WRED drops packets, based on the average queue length exceeding a specific threshold value, to indicate congestion. ECN is an extension to WRED in that ECN marks packets instead of dropping them when the average queue length exceeds a specific threshold value. When configured with the WRED -- Explicit Congestion Notification feature, routers and end hosts would use this marking as a signal that the network is congested and slow down sending packets.

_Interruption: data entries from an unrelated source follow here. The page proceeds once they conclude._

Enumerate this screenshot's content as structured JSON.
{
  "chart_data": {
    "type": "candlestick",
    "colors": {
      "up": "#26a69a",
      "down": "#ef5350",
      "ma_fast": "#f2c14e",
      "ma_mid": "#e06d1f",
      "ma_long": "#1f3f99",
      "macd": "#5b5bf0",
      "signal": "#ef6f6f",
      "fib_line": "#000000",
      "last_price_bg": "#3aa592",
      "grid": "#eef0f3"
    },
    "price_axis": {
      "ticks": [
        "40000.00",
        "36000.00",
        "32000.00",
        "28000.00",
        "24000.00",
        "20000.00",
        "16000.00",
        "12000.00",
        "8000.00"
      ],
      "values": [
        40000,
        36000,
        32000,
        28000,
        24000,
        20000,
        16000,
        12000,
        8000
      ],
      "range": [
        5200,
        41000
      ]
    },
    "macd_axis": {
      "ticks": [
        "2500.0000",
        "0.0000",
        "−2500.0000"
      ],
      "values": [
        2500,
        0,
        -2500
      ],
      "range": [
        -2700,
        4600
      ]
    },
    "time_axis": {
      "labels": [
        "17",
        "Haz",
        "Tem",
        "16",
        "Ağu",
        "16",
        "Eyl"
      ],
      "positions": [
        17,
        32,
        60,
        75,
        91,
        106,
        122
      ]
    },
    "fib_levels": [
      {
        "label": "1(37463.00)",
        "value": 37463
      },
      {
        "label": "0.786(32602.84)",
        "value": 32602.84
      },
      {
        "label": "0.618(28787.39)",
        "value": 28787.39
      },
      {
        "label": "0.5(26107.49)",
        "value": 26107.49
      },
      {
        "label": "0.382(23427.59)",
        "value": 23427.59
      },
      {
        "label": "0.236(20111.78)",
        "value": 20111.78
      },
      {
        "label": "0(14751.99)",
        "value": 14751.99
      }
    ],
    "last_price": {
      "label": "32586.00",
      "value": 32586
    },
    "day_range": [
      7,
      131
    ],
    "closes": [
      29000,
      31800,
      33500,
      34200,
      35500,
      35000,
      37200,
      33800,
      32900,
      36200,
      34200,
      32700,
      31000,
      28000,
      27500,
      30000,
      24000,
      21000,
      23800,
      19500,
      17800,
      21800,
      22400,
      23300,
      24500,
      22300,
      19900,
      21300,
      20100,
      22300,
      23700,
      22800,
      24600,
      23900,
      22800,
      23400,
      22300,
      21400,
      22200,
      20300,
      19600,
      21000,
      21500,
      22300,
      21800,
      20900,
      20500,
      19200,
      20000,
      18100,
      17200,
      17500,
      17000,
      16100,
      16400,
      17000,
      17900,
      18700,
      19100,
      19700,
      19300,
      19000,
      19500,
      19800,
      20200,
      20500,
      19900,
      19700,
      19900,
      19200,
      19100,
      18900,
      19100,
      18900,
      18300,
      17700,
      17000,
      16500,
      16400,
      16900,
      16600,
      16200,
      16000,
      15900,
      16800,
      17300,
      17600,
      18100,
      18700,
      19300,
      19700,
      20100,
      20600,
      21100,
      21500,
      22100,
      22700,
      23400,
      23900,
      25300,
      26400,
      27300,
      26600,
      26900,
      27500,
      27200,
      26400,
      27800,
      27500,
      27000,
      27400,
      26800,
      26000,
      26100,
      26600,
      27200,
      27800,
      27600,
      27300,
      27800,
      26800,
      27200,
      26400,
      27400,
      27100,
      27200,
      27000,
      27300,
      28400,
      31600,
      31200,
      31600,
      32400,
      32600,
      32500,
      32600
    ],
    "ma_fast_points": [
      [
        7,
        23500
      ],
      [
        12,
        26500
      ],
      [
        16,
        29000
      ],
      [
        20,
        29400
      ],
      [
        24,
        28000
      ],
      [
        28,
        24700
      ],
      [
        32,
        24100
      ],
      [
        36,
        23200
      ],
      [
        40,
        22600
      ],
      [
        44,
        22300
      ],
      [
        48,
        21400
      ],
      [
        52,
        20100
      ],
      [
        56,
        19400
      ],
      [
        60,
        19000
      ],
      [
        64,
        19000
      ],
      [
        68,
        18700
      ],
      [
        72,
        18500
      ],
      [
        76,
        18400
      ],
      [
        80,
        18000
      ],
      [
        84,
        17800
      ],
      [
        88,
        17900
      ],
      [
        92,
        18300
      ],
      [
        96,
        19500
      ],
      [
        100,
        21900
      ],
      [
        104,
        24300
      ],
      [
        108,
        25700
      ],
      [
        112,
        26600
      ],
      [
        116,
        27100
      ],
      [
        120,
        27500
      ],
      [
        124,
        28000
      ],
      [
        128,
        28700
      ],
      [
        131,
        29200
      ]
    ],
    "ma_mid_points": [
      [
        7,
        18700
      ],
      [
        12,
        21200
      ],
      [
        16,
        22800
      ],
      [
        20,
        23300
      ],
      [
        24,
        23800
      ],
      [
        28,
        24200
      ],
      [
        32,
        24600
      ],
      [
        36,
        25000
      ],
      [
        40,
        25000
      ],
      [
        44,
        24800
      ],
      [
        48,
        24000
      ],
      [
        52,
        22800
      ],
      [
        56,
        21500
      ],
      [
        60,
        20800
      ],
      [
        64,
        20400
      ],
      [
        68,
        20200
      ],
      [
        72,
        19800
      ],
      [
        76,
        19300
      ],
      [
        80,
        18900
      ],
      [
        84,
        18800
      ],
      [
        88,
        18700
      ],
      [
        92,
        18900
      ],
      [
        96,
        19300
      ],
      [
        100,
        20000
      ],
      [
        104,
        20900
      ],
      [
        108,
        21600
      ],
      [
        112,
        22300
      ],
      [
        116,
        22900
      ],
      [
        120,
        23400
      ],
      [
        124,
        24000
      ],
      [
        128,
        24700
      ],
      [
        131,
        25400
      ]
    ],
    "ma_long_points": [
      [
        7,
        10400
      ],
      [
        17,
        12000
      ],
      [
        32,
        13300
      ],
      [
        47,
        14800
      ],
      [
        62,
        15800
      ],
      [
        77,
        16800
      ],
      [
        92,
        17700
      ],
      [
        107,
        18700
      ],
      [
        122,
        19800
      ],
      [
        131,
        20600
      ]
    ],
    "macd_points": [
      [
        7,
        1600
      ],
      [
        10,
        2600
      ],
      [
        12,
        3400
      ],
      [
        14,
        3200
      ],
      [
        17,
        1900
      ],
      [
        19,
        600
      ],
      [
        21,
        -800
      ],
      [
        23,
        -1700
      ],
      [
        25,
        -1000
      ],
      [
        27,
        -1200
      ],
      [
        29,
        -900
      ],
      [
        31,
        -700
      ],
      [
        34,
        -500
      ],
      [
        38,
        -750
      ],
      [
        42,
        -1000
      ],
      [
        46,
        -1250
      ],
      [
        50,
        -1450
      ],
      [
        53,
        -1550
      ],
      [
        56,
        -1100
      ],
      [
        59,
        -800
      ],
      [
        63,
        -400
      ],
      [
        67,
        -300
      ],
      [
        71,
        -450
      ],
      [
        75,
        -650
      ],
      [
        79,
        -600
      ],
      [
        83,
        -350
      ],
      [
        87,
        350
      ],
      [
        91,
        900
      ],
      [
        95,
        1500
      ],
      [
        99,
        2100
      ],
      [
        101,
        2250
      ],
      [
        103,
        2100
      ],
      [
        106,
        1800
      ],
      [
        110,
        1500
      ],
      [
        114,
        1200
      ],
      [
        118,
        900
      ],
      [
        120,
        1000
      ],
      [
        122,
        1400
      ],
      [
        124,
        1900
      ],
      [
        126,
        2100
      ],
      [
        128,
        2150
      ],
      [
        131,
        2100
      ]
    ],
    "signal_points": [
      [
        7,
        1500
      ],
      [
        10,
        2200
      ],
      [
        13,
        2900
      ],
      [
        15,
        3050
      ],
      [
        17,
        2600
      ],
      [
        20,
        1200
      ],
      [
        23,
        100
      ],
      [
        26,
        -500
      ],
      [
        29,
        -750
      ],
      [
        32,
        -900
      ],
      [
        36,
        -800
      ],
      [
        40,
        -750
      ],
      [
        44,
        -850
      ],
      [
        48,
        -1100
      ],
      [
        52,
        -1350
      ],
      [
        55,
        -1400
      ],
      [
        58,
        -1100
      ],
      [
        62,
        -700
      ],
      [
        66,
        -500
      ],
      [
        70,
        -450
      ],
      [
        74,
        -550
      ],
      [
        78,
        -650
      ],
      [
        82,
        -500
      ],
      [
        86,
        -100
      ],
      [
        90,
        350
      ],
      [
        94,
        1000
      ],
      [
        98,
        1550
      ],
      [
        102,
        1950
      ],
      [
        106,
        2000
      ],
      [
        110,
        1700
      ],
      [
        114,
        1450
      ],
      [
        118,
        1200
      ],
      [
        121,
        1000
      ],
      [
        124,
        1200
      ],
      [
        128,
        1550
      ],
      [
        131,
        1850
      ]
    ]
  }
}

ECN requires an ECN-specific field that has two bits--the ECN-capable Transport (ECT) bit and the CE (Congestion Experienced) bit--in the IP header. The ECT bit and the CE bit can be used to make four ECN field combinations of 00 to 11. The first number is the ECT bit and the second number is the CE bit. The table below lists each of the ECT and CE bit combination settings in the ECN field and what the combinations indicate.

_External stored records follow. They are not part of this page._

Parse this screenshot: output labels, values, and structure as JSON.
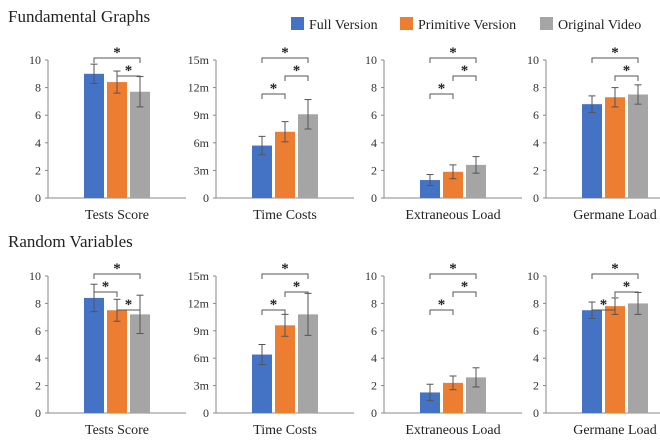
{
  "legend": [
    {
      "label": "Full Version",
      "color": "#4472C4"
    },
    {
      "label": "Primitive Version",
      "color": "#ED7D31"
    },
    {
      "label": "Original Video",
      "color": "#A5A5A5"
    }
  ],
  "sections": [
    {
      "title": "Fundamental Graphs"
    },
    {
      "title": "Random Variables"
    }
  ],
  "chart_data": [
    {
      "type": "bar",
      "section": "Fundamental Graphs",
      "xlabel": "Tests Score",
      "ylim": [
        0,
        10
      ],
      "yticks": [
        "0",
        "2",
        "4",
        "6",
        "8",
        "10"
      ],
      "series": [
        {
          "name": "Full Version",
          "value": 9.0,
          "error": 0.7
        },
        {
          "name": "Primitive Version",
          "value": 8.4,
          "error": 0.8
        },
        {
          "name": "Original Video",
          "value": 7.7,
          "error": 1.1
        }
      ],
      "significance": [
        {
          "from": 0,
          "to": 2,
          "label": "*",
          "level": 0
        },
        {
          "from": 1,
          "to": 2,
          "label": "*",
          "level": 1
        }
      ]
    },
    {
      "type": "bar",
      "section": "Fundamental Graphs",
      "xlabel": "Time Costs",
      "ylim": [
        0,
        15
      ],
      "yticks": [
        "0",
        "3m",
        "6m",
        "9m",
        "12m",
        "15m"
      ],
      "series": [
        {
          "name": "Full Version",
          "value": 5.7,
          "error": 1.0
        },
        {
          "name": "Primitive Version",
          "value": 7.2,
          "error": 1.1
        },
        {
          "name": "Original Video",
          "value": 9.1,
          "error": 1.6
        }
      ],
      "significance": [
        {
          "from": 0,
          "to": 2,
          "label": "*",
          "level": 0
        },
        {
          "from": 1,
          "to": 2,
          "label": "*",
          "level": 1
        },
        {
          "from": 0,
          "to": 1,
          "label": "*",
          "level": 2
        }
      ]
    },
    {
      "type": "bar",
      "section": "Fundamental Graphs",
      "xlabel": "Extraneous Load",
      "ylim": [
        0,
        10
      ],
      "yticks": [
        "0",
        "2",
        "4",
        "6",
        "8",
        "10"
      ],
      "series": [
        {
          "name": "Full Version",
          "value": 1.3,
          "error": 0.4
        },
        {
          "name": "Primitive Version",
          "value": 1.9,
          "error": 0.5
        },
        {
          "name": "Original Video",
          "value": 2.4,
          "error": 0.6
        }
      ],
      "significance": [
        {
          "from": 0,
          "to": 2,
          "label": "*",
          "level": 0
        },
        {
          "from": 1,
          "to": 2,
          "label": "*",
          "level": 1
        },
        {
          "from": 0,
          "to": 1,
          "label": "*",
          "level": 2
        }
      ]
    },
    {
      "type": "bar",
      "section": "Fundamental Graphs",
      "xlabel": "Germane Load",
      "ylim": [
        0,
        10
      ],
      "yticks": [
        "0",
        "2",
        "4",
        "6",
        "8",
        "10"
      ],
      "series": [
        {
          "name": "Full Version",
          "value": 6.8,
          "error": 0.6
        },
        {
          "name": "Primitive Version",
          "value": 7.3,
          "error": 0.7
        },
        {
          "name": "Original Video",
          "value": 7.5,
          "error": 0.7
        }
      ],
      "significance": [
        {
          "from": 0,
          "to": 2,
          "label": "*",
          "level": 0
        },
        {
          "from": 1,
          "to": 2,
          "label": "*",
          "level": 1
        }
      ]
    },
    {
      "type": "bar",
      "section": "Random Variables",
      "xlabel": "Tests Score",
      "ylim": [
        0,
        10
      ],
      "yticks": [
        "0",
        "2",
        "4",
        "6",
        "8",
        "10"
      ],
      "series": [
        {
          "name": "Full Version",
          "value": 8.4,
          "error": 1.0
        },
        {
          "name": "Primitive Version",
          "value": 7.5,
          "error": 0.8
        },
        {
          "name": "Original Video",
          "value": 7.2,
          "error": 1.4
        }
      ],
      "significance": [
        {
          "from": 0,
          "to": 2,
          "label": "*",
          "level": 0
        },
        {
          "from": 0,
          "to": 1,
          "label": "*",
          "level": 1
        },
        {
          "from": 1,
          "to": 2,
          "label": "*",
          "level": 2
        }
      ]
    },
    {
      "type": "bar",
      "section": "Random Variables",
      "xlabel": "Time Costs",
      "ylim": [
        0,
        15
      ],
      "yticks": [
        "0",
        "3m",
        "6m",
        "9m",
        "12m",
        "15m"
      ],
      "series": [
        {
          "name": "Full Version",
          "value": 6.4,
          "error": 1.1
        },
        {
          "name": "Primitive Version",
          "value": 9.6,
          "error": 1.2
        },
        {
          "name": "Original Video",
          "value": 10.8,
          "error": 2.3
        }
      ],
      "significance": [
        {
          "from": 0,
          "to": 2,
          "label": "*",
          "level": 0
        },
        {
          "from": 1,
          "to": 2,
          "label": "*",
          "level": 1
        },
        {
          "from": 0,
          "to": 1,
          "label": "*",
          "level": 2
        }
      ]
    },
    {
      "type": "bar",
      "section": "Random Variables",
      "xlabel": "Extraneous Load",
      "ylim": [
        0,
        10
      ],
      "yticks": [
        "0",
        "2",
        "4",
        "6",
        "8",
        "10"
      ],
      "series": [
        {
          "name": "Full Version",
          "value": 1.5,
          "error": 0.6
        },
        {
          "name": "Primitive Version",
          "value": 2.2,
          "error": 0.5
        },
        {
          "name": "Original Video",
          "value": 2.6,
          "error": 0.7
        }
      ],
      "significance": [
        {
          "from": 0,
          "to": 2,
          "label": "*",
          "level": 0
        },
        {
          "from": 1,
          "to": 2,
          "label": "*",
          "level": 1
        },
        {
          "from": 0,
          "to": 1,
          "label": "*",
          "level": 2
        }
      ]
    },
    {
      "type": "bar",
      "section": "Random Variables",
      "xlabel": "Germane Load",
      "ylim": [
        0,
        10
      ],
      "yticks": [
        "0",
        "2",
        "4",
        "6",
        "8",
        "10"
      ],
      "series": [
        {
          "name": "Full Version",
          "value": 7.5,
          "error": 0.6
        },
        {
          "name": "Primitive Version",
          "value": 7.8,
          "error": 0.6
        },
        {
          "name": "Original Video",
          "value": 8.0,
          "error": 0.8
        }
      ],
      "significance": [
        {
          "from": 0,
          "to": 2,
          "label": "*",
          "level": 0
        },
        {
          "from": 1,
          "to": 2,
          "label": "*",
          "level": 1
        },
        {
          "from": 0,
          "to": 1,
          "label": "*",
          "level": 2
        }
      ]
    }
  ]
}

Table 16-1 explains the output fields.
Table 16-1: show bfd fields
ECT Bit | CE Bit | Combination Indicates |
---|
0 | 0 | Not- ECN capable |
0 | 1 | Endpoints of the transport protocol are ECN capable |
1 | 0 | Endpoints of the transport protocol |
1 | 1 | Congestion experienced |
The ECN field combination 00 indicates that a packet is not using ECN. The ECN field combinations of 01 and 10 called as ECT(1) and ECT(0) respectively. This sets by the data sender to indicate that the endpoints of the transport protocol are ECN-capable. Routers treat those two field combinations identically. Data senders can use either one or both of these two combinations.
ECN is Enabled
If the number of packets in the queue is below the minimum threshold, packets are transmitted. This happens whether or not ECN is enabled, and this treatment is identical to the treatment a packet receives when WRED only is being used on the network.

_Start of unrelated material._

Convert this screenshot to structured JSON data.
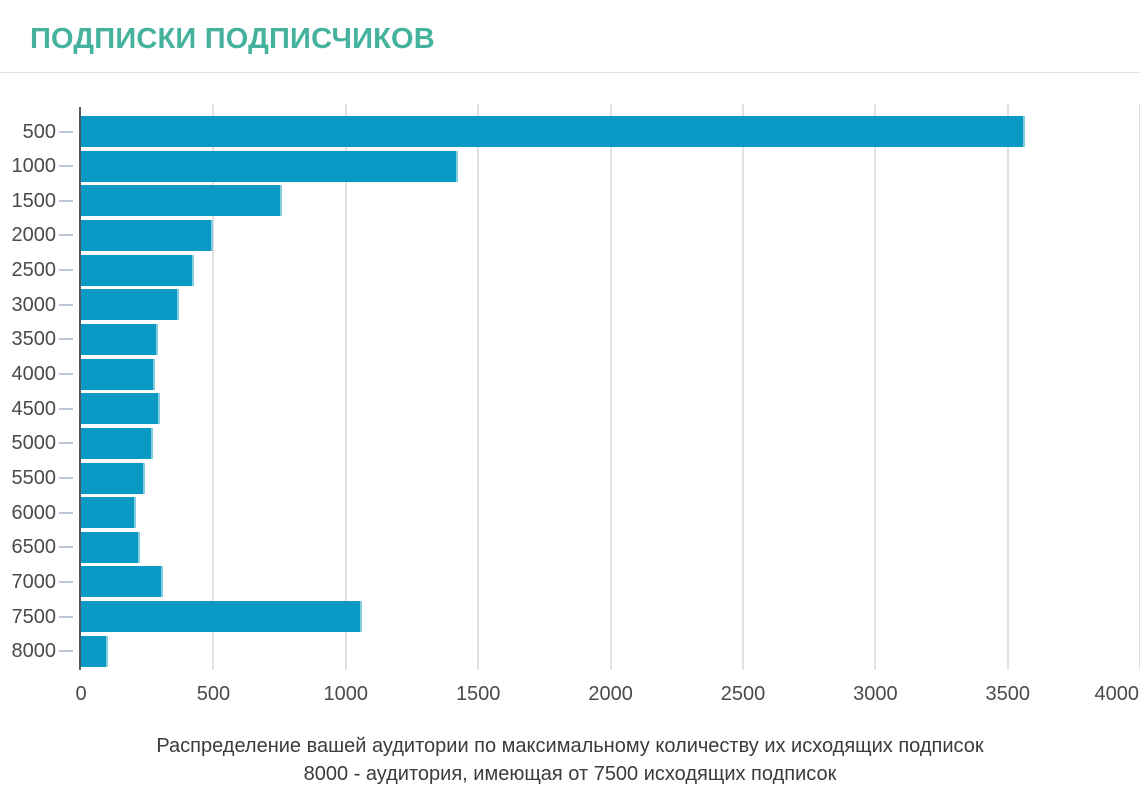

If the number of packets in the queue is between the minimum threshold and the maximum threshold, one of the following three scenarios can occur:
If the ECN field on the packet indicates that the endpoints are ECN-capable (that is, the ECT bit is set to 1 and the CE bit is set to 0, or the ECT bit is set to 0 and the CE bit is set to 1)--and the WRED algorithm determines that the packet should have been dropped based on the drop probability--the ECT and CE bits for the packet are changed to 1, and the packet is transmitted. This happens because ECN is enabled and the packet gets marked instead of dropped.
If the ECN field on the packet indicates that neither endpoint is ECN-capable (that is, the ECT bit is set to 0 and the CE bit is set to 0), the packet might be dropped based on the WRED drop probability. This is the identical treatment that a packet receives when WRED is enabled without ECN configured on the router.
If the ECN field on the packet indicates that the network is experiencing congestion (that is, both the ECT bit and the CE bit are set to 1), the packet is transmitted. No further marking is required.
If the number of packets in the queue is above the maximum threshold, packets are dropped based on the drop probability. This is the identical treatment a packet receives when WRED is enabled without ECN configured on the router.